Transformer-Based Modeling of User Interaction Sequences for Dwell Time Prediction in Human-Computer Interfaces

This study investigates the task of dwell time prediction and proposes a Transformer framework based on interaction behavior modeling. The method first represents user interaction sequences on the interface by integrating dwell duration, click frequency, scrolling behavior, and contextual features, which are mapped into a unified latent space through embedding and positional encoding. On this basis, a multi-head self-attention mechanism is employed to capture long-range dependencies, while a feed-forward network performs deep nonlinear transformations to model the dynamic patterns of dwell time. Multiple comparative experiments are conducted with BILSTM, DRFormer, FedFormer, and iTransformer as baselines under the same conditions.
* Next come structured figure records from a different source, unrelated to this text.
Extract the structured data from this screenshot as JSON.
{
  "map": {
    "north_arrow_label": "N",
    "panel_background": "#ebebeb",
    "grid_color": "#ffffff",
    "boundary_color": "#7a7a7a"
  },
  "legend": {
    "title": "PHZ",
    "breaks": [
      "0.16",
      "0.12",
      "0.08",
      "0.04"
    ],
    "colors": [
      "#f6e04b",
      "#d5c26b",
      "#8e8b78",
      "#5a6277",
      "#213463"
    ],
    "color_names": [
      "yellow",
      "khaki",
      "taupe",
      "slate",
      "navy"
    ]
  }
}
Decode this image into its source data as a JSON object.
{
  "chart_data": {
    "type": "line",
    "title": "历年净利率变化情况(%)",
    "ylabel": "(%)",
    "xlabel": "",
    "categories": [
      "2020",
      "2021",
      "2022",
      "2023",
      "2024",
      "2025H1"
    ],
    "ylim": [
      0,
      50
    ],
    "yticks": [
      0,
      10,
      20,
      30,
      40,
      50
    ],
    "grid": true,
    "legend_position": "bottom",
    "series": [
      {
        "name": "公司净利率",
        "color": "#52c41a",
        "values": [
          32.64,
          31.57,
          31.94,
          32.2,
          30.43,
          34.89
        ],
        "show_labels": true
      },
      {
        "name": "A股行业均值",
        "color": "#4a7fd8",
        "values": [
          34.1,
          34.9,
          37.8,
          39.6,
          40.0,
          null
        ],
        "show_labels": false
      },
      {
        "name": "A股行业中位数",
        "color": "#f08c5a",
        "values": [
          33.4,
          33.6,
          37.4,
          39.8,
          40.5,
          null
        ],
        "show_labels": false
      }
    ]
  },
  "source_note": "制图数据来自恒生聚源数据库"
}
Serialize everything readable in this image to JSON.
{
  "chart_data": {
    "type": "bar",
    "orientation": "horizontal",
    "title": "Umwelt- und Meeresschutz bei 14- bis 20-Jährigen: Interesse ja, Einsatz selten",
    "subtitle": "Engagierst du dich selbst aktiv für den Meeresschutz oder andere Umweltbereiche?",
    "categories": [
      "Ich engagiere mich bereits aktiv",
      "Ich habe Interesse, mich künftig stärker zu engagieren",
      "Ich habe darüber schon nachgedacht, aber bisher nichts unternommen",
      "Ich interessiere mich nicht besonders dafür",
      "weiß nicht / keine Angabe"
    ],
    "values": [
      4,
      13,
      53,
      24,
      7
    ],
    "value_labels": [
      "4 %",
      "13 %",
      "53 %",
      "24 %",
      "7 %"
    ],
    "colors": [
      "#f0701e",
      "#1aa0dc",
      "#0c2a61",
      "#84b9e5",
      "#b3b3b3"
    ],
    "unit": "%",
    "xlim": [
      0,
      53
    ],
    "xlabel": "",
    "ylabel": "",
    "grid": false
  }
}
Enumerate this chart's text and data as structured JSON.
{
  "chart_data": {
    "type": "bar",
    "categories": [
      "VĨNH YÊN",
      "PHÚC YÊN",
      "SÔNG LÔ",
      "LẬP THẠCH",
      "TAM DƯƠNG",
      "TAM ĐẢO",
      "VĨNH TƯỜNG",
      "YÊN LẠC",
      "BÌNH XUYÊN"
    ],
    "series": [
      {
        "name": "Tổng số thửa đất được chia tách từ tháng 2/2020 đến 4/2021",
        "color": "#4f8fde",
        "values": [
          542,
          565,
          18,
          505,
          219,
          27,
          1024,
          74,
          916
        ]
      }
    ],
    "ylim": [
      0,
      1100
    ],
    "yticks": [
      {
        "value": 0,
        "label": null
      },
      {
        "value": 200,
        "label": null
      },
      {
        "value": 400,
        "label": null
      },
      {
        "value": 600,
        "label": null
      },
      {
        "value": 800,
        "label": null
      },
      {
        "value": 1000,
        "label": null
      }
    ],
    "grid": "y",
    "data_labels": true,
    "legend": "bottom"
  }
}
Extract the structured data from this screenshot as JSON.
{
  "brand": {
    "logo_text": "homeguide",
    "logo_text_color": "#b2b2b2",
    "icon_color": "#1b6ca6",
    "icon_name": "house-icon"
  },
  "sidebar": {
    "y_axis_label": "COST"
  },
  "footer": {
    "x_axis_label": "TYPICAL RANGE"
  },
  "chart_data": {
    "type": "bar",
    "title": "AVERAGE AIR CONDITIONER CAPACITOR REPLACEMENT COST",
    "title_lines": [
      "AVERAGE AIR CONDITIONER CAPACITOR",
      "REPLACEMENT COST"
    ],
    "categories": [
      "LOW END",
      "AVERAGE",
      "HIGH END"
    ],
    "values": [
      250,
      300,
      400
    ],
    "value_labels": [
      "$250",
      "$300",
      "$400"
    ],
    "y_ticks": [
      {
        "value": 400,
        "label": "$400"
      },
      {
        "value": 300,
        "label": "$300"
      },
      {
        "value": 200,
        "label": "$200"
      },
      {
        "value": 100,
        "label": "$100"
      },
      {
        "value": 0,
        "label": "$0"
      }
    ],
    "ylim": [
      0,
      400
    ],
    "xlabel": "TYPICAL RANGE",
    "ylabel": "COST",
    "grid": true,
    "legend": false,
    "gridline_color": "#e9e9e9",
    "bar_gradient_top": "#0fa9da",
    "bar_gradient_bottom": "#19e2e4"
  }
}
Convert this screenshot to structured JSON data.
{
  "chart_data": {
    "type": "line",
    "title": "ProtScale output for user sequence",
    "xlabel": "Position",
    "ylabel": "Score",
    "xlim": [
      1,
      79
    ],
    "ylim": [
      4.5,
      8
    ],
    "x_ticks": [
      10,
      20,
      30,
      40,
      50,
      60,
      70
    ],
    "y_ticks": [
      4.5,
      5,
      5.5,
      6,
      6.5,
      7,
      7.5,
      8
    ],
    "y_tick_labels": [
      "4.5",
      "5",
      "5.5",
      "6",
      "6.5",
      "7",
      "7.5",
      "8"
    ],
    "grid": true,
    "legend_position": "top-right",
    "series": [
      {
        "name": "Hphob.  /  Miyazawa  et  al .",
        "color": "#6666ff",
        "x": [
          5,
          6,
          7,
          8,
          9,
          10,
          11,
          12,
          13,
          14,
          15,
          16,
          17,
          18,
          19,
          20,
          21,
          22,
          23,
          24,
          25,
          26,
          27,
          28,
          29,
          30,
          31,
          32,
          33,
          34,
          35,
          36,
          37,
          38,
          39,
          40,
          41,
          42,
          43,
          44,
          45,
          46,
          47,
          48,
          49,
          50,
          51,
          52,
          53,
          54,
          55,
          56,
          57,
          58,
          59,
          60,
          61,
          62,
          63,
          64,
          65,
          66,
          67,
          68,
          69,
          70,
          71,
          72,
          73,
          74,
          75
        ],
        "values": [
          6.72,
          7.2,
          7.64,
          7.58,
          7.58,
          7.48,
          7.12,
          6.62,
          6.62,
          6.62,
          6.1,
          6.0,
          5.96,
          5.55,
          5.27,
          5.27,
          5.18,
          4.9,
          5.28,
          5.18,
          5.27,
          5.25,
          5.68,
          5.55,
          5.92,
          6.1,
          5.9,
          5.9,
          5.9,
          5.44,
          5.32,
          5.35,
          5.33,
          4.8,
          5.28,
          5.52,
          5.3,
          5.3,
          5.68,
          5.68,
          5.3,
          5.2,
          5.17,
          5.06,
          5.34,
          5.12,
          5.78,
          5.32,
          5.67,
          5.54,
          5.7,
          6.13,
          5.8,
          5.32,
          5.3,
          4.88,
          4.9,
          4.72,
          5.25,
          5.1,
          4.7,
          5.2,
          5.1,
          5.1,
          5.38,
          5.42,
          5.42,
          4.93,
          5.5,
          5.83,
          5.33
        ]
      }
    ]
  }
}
The results show that the proposed method achieves the best performance in terms of MSE, RMSE, MAPE, and RMAE, and more accurately captures the complex patterns in interaction behavior. In addition, sensitivity experiments are carried out on hyperparameters and environments to examine the impact of the number of attention heads, sequence window length, and device environment on prediction performance, which further demonstrates the robustness and adaptability of the method. Overall, this study provides a new solution for dwell time prediction from both theoretical and methodological perspectives and verifies its effectiveness in multiple aspects.